Por otro lado estaba Laura, alguien que conocía ya todas mis miserias y quizás todas mis cartas. Ella había llegado hasta la Ciudad Ficción para terminar de leer su novela sobre el terreno y me disgustaba que estuviera en Nueva York justo para presenciar aquel despropósito. Como me preocupa que tú hayas llegado hasta aquí y que sigas leyendo si no me escuchas. Tengo mis motivos y, sobre todo, tengo derecho a reservarme ese derecho, ¿no crees? El derecho moral a dejar una página oculta de mi biografía. Una carta sin descubrir. A que nadie más, nunca, lea la página 418.
Déjame decirte una cosa: sé por qué te lo pido. Abbott no es de fiar. Y mucho menos de fiar es cómo cuenta las cosas. Le conozco bien porque me ha creado. Tiene la habilidad de inocular ideas muy extrañas en la gente. No le creas. No le admires. No te dejes arrastrar por su palabrería. Porque Abbott es un dios por casualidad.
¿No te lo has planteado alguna vez?: ¿Y si Dios no fuera consciente de serlo? Un dios irresponsable e inconsciente de lo que ha creado. Desentendido porque no sabe lo que ha creado.
Un dios tan tonto que no sabe que es Dios.
Que no sabe que estamos vivos.
Que no sabe que tiene el poder de la creación. Y el poder de los tontos, ya se sabe, siempre entraña el mayor peligro.
¿Mi discurso te incomoda? ¿Te parece una aberración?
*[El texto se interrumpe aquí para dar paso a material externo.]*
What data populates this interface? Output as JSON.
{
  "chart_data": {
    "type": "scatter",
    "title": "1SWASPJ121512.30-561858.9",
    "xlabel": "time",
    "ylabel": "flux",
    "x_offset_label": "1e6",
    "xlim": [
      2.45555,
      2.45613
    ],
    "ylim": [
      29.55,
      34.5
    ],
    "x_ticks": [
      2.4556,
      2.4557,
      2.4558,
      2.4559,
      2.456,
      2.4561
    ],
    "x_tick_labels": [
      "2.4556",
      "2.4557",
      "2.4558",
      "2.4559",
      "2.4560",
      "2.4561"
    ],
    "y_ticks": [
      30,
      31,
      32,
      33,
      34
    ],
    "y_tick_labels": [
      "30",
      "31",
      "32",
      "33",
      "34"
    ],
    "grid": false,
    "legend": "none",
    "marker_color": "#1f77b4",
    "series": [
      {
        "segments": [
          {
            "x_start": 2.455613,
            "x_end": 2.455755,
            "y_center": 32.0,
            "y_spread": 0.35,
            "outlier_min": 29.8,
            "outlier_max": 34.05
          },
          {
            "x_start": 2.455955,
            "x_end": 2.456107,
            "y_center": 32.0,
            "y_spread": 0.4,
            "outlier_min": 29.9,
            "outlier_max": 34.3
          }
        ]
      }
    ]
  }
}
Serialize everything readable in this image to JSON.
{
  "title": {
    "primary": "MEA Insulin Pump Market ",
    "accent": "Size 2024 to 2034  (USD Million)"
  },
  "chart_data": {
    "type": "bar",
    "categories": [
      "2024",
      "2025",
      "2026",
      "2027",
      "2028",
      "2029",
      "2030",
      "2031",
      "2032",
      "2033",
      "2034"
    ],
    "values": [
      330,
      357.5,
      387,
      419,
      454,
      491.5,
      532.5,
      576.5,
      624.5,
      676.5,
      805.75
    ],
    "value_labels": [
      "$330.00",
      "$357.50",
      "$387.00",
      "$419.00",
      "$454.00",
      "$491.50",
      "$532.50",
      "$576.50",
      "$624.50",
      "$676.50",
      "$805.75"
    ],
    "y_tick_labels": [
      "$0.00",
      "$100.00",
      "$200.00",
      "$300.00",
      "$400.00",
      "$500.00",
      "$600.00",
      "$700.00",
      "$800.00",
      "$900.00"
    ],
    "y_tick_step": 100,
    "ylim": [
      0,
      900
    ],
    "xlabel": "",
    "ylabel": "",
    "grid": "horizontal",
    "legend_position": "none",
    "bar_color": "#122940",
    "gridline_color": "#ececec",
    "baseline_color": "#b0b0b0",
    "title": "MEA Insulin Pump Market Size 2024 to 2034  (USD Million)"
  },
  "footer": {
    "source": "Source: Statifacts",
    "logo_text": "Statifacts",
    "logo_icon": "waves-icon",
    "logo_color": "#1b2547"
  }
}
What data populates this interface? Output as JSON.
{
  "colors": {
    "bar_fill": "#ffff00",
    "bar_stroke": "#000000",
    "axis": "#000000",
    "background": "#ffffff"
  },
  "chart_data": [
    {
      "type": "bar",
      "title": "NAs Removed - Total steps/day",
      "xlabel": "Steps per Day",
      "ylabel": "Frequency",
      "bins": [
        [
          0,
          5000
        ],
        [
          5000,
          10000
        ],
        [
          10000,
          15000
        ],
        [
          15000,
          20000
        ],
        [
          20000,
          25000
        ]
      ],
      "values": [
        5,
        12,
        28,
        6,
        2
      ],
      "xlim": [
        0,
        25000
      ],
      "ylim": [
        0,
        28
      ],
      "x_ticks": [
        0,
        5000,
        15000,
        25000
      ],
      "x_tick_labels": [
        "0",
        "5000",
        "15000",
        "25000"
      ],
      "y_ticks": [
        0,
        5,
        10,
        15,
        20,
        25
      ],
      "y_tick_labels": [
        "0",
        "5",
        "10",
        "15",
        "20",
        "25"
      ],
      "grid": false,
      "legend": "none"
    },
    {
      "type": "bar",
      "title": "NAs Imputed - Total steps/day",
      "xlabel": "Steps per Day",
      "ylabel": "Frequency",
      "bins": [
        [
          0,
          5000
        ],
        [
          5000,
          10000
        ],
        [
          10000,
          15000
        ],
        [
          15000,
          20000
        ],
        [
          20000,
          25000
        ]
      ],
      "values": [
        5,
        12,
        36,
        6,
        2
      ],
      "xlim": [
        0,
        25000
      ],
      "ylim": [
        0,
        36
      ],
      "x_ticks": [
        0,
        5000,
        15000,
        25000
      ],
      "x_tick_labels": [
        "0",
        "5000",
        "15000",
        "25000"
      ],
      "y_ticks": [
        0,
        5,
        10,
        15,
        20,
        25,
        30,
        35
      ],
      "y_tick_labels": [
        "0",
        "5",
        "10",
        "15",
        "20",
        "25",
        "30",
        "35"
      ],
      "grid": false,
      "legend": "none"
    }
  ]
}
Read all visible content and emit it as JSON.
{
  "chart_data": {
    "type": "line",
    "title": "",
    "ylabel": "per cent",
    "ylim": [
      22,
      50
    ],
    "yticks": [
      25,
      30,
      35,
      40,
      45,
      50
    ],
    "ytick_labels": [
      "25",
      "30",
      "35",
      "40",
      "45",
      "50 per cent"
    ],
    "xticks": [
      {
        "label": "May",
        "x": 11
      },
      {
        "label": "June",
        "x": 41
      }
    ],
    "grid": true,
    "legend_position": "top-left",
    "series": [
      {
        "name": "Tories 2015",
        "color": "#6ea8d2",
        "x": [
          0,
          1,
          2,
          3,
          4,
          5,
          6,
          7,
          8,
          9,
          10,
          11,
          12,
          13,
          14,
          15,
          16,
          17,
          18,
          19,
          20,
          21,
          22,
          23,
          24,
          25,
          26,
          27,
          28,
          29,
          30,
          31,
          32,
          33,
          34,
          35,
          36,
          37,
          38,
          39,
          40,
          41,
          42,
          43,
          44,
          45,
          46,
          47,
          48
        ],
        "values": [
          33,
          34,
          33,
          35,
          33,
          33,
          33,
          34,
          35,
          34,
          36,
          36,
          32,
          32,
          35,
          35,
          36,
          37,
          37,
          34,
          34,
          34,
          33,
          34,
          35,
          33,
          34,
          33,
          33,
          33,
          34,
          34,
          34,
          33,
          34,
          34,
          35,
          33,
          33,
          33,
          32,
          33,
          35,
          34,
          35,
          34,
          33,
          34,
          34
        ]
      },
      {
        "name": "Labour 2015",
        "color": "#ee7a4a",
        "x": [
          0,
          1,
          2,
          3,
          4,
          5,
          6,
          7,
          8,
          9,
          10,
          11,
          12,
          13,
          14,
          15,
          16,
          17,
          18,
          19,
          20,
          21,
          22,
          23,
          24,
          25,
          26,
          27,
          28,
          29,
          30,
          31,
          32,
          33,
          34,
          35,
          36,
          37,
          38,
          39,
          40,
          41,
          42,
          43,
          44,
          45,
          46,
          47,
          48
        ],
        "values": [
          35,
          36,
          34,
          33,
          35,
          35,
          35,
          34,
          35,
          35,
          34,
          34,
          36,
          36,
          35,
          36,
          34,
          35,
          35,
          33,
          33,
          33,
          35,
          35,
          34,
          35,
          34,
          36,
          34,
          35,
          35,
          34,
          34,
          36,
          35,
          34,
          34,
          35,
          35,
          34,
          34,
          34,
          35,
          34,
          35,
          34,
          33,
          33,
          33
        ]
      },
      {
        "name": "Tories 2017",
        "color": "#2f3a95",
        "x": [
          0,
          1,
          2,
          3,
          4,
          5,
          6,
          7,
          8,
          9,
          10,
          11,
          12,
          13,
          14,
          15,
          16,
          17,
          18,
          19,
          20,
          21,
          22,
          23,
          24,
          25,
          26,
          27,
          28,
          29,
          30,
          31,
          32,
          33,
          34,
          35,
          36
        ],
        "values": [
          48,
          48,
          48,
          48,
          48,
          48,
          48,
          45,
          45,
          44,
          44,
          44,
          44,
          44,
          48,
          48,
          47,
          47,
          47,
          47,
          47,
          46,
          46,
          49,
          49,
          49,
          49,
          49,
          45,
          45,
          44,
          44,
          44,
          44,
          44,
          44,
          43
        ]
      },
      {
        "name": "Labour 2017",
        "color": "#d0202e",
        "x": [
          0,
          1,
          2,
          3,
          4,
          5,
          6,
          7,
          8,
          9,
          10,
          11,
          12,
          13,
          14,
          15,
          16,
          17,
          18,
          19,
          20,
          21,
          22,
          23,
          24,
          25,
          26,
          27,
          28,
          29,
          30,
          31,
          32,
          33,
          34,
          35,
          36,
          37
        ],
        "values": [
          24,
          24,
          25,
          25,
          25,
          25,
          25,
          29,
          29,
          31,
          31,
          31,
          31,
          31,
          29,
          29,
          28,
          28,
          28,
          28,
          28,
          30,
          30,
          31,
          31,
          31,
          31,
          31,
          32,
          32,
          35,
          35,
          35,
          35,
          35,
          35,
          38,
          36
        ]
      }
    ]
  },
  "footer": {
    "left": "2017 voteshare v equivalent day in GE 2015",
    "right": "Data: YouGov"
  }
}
No me eches la culpa. Yo solo soy un subproducto del hombre. No soy yo el responsable de que después de tantos milenios no hayáis tenido la capacidad de concebir un rostro amable de vuestro creador, de que exceda vuestra capacidad de imaginar. Lo único que sé es que a mí me pasa lo contrario. Mi imaginación excede con mucho la imagen del Dios que he visto.
Por lo tanto no censures con tanta ligereza mi antiteísmo. Porque —como le oí decir a un tipo en una fiesta que ahora sé que pertenece a una película— Dios es un lujo que no me puedo permitir.